The job of the listing agent is to market the home, promote the home, give buyers the details of the property, and obtain the best price and terms for the seller. As a buyer, you can look online and find out a lot of information about this property, but why would you not want to have your own agent helping you get the best price and term for your purchase? In my particular case, I do not charge buyers a retainer fee or commission to represent them. I get paid commission through the sellers funds at closing (buyer purchases, seller's equity).

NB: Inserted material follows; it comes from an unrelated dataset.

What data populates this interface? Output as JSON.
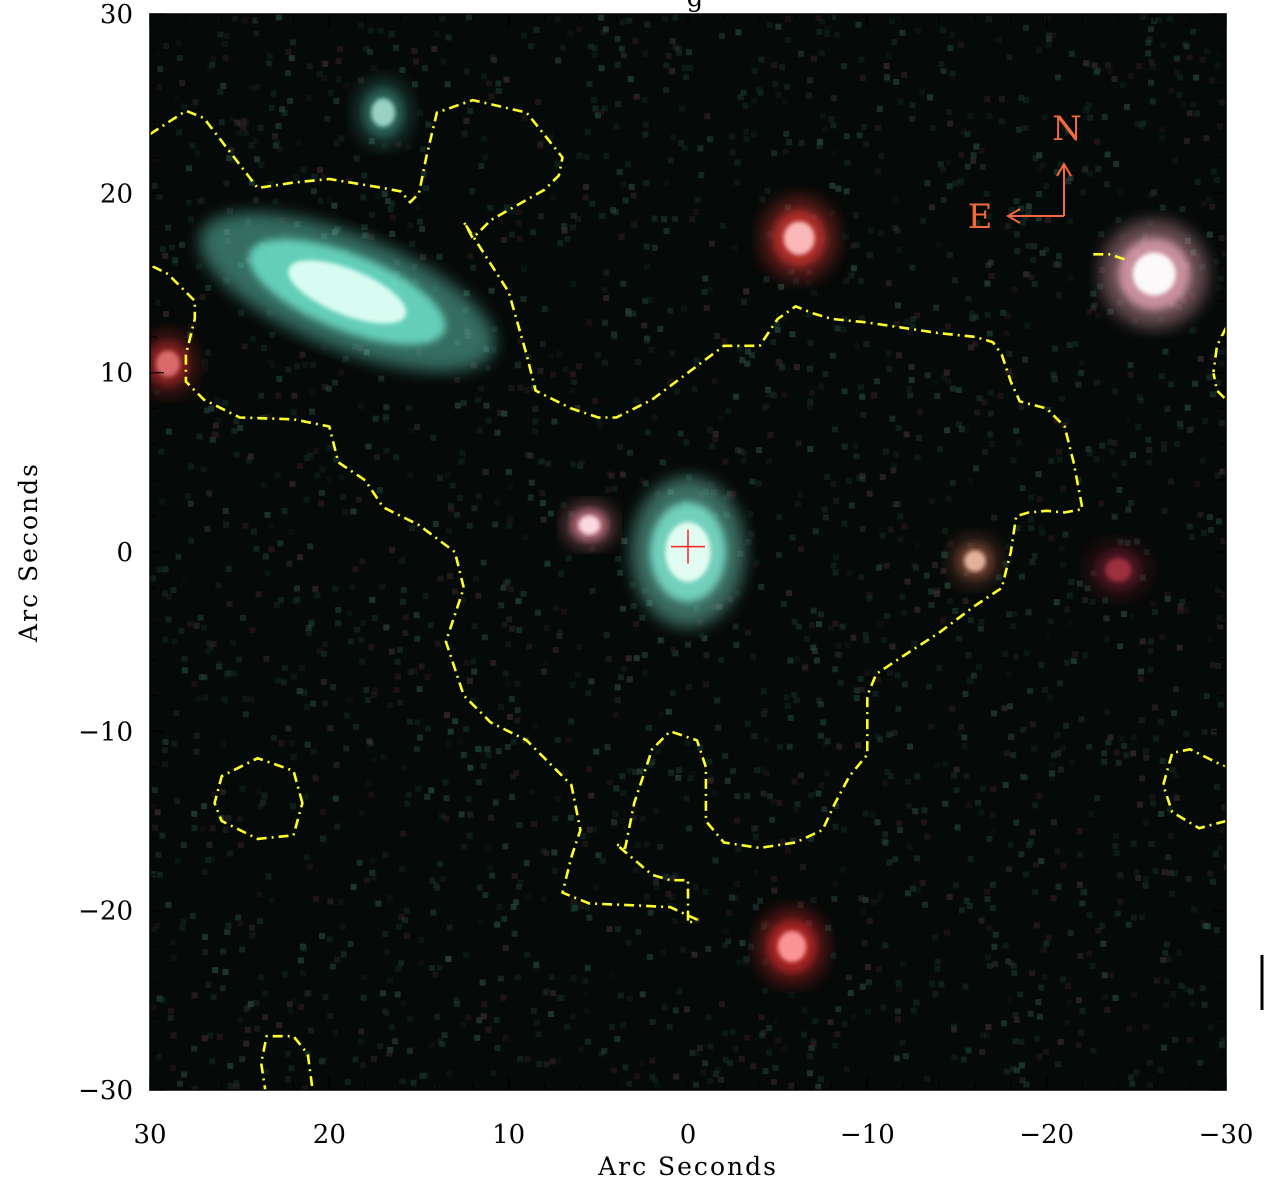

The seller agrees to pay a certain percentage of commission to the listing company. This percentage is then divided between the listing company and the buyer agent's company(not always equally). Then the companies pay their agents. So, the commission is either going to one agent (who isn't representing you), or the commission is divided between the listing agent and the agent representing you. (There are some buyer's agents who require the buyer to agree to pay their commission or a retainer fee, so make sure. Sometimes buyer's agents work very hard over a long period of time and the deal falls through with no pay.)

There are many great listing agents who have helped buyers through a purchase with the utmost integrity. I was a listing agent at one time and helped buyers who called me because my name was on the sign in the yard. But, I always explained to the buyer that I represented the seller and therefore could not help them negotiate the deal, or give them any information that may give them an advantage in negotiating. If the buyer wanted to get representation, they had every right to do so. Most times, the buyer would agree and continue allowing me to write the offer. There's nothing wrong with that, but again, if this is done ethically, the listing agent is NOT representing YOU. So, why not have your own representation?

Secondly, searching online and finding out information on your own is great, but there are things an agent can tell you through the experience of other real estate transactions that can greatly benefit you in addition to what you research. I will be the first to tell you that I do not know everything there is to know, but I can also tell you that each real estate transaction I have had has been a learning experience. Sharing all of the things that have gone right, and all of the things that have gone wrong in some of these transactions allows me to make your purchase the wiser. Also, if you are purchasing a home in a new area, you need a buyer's agent to help you with area information and also other things that may be particular to that area in the way of inspections, etc. that you may be unfamiliar with.

Thirdly, another important aspect of purchasing a home is the contract itself. Without getting into examples, I will just emphasize the importance having an agent who is looking out for your best interest in writing the offer. You certainly don't want to be liable for purchasing a home when the conditions you agreed upon weren't met, but because the language in the offer did not protect you, you either purchase the home, or potentially get sued. An agent will also keep you informed on timelines that must be met during your contractual process. If a buyer does not meet their deadlines on inspections, for example, the buyer will be in breach of contract and could lose their earnest money.

The process of choosing the agent who will represent you is also very important. Sit down with the agent and ask questions. I always sit down and consult with potential clients to get a sense of what their needs are, and if our personalities are a good fit. Not every agent is a good fit for everyone. You need to feel comfortable with your agent and get a good sense that you can have a successful working relationship.

As an exclusive buyer's agent, I feel my most important job is to educate my buyers about all aspects of the process. My job is not to tell you what to do, or make choices for you. It is to educate you so you can, hopefully, make wise informed decisions and be proactive in your home purchase.

Just remember that real estate websites are fantastic tools for buyers (and sellers), but there are still basic practices that only make sense. Do your research, but also choose your own representation in order to ensure you have all the basis covered for your home purchase.